The compensation package is part of a blueprint aimed at promoting peace and reconciliation, which will cost £300 million (€319 million) and is to be financed by the British and Irish governments.
The proposals will address such matters as providing information for the bereaved on how and why their loves ones were killed, tackling sectarianism, providing support for victims and bereaved, and investigating past killings.
The proposal to pay £12,000 to all the families of the 3,700 people killed in the conflict, regardless of the circumstances of those killings, has generated huge anger from unionist politicians in particular.
DUP First Minister Peter Robinson portrayed the proposal as a “betrayal of innocent victims”.
The so-called “recognition payment” will alone cost £40 million.
Unionists complained that there could be no moral equivalence between republican and loyalist paramilitaries killed while attempting to carry out killings themselves and “innocent victims” of the conflict.

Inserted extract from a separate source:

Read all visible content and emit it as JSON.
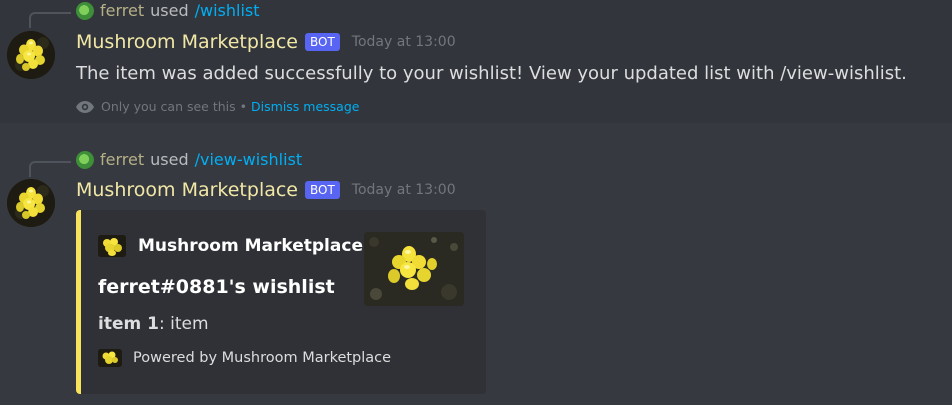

DUP junior minister Jeffrey Donaldson queried how could there be a comparison between Thomas Begley who was killed planting the Shankill bomb and the nine people he killed in that attack.

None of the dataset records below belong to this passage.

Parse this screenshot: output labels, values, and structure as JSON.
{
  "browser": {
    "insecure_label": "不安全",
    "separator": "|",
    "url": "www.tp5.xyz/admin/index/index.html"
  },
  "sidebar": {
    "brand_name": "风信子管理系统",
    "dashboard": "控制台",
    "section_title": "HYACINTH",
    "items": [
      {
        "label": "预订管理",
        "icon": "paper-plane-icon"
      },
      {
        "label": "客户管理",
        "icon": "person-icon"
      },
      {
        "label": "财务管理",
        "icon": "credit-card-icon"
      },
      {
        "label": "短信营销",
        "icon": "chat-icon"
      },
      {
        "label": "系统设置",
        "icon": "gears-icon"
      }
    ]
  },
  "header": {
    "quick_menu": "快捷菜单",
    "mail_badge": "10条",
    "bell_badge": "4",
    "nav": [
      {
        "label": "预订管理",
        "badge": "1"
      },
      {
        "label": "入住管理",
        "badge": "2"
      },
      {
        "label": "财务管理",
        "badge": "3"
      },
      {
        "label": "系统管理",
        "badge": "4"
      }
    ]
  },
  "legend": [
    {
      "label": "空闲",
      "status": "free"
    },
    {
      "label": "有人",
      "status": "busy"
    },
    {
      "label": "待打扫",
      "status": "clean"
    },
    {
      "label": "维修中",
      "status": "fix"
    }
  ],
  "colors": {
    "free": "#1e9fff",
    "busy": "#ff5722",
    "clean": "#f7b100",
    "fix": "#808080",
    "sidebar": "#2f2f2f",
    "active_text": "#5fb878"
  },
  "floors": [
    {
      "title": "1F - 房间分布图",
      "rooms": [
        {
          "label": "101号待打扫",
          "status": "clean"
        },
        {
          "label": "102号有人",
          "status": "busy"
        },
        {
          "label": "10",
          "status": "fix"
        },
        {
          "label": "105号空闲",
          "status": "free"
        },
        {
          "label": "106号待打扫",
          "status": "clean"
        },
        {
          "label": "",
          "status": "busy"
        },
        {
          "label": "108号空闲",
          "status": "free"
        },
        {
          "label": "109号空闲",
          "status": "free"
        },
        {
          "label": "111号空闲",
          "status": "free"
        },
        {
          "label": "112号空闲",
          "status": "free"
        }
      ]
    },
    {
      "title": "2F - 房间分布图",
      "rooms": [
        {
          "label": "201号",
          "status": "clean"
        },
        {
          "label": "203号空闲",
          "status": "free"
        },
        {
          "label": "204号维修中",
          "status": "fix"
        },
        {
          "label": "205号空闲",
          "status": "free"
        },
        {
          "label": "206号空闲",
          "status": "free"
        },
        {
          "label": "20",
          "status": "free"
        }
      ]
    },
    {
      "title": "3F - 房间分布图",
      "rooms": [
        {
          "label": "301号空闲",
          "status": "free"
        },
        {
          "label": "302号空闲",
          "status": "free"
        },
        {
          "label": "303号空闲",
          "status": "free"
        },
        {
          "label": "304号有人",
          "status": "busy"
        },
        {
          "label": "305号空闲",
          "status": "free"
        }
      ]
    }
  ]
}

Former Church of Ireland primate Lord Eames and former vice-chairman of the policing board, Denis Bradley who head the group are determined to press ahead with their proposals. They discussed them with British prime minister Gordon Brown on Thursday. They argued that the £12,000 payment was justified because the issue of a “hierarchy of victims” must be put aside.

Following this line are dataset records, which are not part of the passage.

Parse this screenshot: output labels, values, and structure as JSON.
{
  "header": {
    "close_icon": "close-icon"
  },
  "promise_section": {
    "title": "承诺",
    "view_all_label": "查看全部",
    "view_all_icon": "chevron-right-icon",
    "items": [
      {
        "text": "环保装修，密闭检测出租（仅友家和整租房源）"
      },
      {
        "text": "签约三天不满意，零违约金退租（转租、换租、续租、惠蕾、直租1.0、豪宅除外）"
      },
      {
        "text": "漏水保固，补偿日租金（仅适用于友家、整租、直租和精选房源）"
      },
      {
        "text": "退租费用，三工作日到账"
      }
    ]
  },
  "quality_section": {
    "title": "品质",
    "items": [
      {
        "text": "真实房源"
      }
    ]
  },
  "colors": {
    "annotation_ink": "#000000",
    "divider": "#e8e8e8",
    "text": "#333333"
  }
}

Under the Eames-Bradley plan, all current inquiries will be concluded, and there will be no future inquiries. This, if accepted by the British and Irish governments, would undermine the campaign by the Omagh families for a cross-Border tribunal of inquiry into the 1998 Real IRA bombing.
Eames-Bradley also propose the creation of a Legacy Commission, costing £160 million, headed by an international commissioner and two other members, which would oversee a reconciliation forum designed to address the legacy of the past. The commission, which would be wound up after five years, would be appointed next year by the British and Irish governments in consultation with Mr Robinson and Deputy First Minister Martin McGuinness.
Eames-Bradley also proposes the creation of a £100 million fund for “bursaries” which would be used for major strategic projects such as tackling sectarianism and devising a plan to bring down the so-called peace walls.